What did he look like? Well, the size of him was what I mostly saw that first night. Really big men are rare still in those Davlo hills—the diet doesn’t breed them, not enough meat, and the country just hammers them low—and Sirit Byar was the biggest man I’d seen in my life. But I’m not talking about high or wide—get this down now—I’m talking about size. There was a color to him, even with his white hair and faded fisherman’s tunic and trews; there was a purpose about him as he sat there singing that made everything and everyone in that roaring tavern small and dim and faraway, that’s what I remember. And all he was, really, was a shaggy, rough-voiced old man—fifty anyway, surely—who sang dirty songs and called me “big girl.” In a way, that’s all he ever was.
The songs weren’t all dirty, and they weren’t all sad and mean, like that “Face It” one. That first night he sang “Grandmother’s Ghost,” which is just silly and funny, and he sang “The Sand Castles”—you know it?—and “The Ballad of Sailor Lal,” which got even those drunken farmers thumping the tables and yelling out the chorus. And there was a song about a man who married the Fox in the Moon—that’s still my favorite, though he never sang it much. I forgot about my father, I even forgot to sit down. I just stood in the doorway with my mouth hanging open while Sirit Byar sang to me.
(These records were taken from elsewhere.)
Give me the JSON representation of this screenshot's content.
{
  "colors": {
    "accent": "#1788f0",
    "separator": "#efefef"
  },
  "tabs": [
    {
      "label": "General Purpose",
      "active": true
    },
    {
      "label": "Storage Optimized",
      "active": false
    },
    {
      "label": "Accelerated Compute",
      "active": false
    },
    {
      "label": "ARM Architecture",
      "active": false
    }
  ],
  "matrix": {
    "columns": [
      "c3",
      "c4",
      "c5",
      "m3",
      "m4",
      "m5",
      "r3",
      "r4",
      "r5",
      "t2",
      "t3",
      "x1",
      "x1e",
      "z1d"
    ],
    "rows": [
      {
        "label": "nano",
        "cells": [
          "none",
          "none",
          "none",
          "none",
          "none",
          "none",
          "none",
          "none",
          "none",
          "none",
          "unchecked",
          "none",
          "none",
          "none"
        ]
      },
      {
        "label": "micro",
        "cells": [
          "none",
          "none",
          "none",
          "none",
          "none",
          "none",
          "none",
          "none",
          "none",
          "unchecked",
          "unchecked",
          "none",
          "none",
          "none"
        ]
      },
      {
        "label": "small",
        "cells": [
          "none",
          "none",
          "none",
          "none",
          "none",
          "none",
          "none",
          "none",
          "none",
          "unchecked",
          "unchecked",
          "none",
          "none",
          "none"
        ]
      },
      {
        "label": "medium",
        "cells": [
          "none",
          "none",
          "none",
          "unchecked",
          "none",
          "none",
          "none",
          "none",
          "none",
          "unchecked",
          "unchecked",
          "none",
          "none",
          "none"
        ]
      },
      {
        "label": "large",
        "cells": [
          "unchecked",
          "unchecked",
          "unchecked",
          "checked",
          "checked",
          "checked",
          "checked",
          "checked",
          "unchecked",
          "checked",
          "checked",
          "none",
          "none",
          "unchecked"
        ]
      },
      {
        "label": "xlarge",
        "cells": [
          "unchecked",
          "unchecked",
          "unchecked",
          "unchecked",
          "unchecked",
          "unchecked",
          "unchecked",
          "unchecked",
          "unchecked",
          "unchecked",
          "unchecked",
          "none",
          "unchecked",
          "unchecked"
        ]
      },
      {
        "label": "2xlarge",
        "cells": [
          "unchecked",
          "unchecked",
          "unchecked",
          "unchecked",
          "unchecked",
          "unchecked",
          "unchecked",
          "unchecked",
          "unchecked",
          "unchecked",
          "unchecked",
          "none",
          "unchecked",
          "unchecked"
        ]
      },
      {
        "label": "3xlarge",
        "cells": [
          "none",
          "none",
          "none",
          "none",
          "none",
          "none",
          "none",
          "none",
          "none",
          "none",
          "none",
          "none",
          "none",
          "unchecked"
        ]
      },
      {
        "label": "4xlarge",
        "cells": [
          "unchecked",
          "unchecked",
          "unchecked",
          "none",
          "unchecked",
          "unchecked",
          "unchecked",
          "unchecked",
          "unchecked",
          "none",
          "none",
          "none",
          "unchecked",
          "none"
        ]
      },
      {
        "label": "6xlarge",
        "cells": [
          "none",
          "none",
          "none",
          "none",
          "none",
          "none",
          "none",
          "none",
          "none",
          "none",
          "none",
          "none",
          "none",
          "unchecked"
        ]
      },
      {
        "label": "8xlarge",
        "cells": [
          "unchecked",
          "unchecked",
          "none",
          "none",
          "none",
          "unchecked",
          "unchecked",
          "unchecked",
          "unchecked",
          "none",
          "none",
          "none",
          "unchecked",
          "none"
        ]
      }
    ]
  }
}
He really could set four voices against each other on that battered old kiit, that’s no legend. Mostly for show, that was, for a finish—what I liked best was when he’d sing a line in one rhythm and the kiit would answer him back in another, and you couldn’t believe they’d come out together at the end, even when you knew they would. Six years traveling with him, and I never got tired of hearing him do that thing with the rhythms.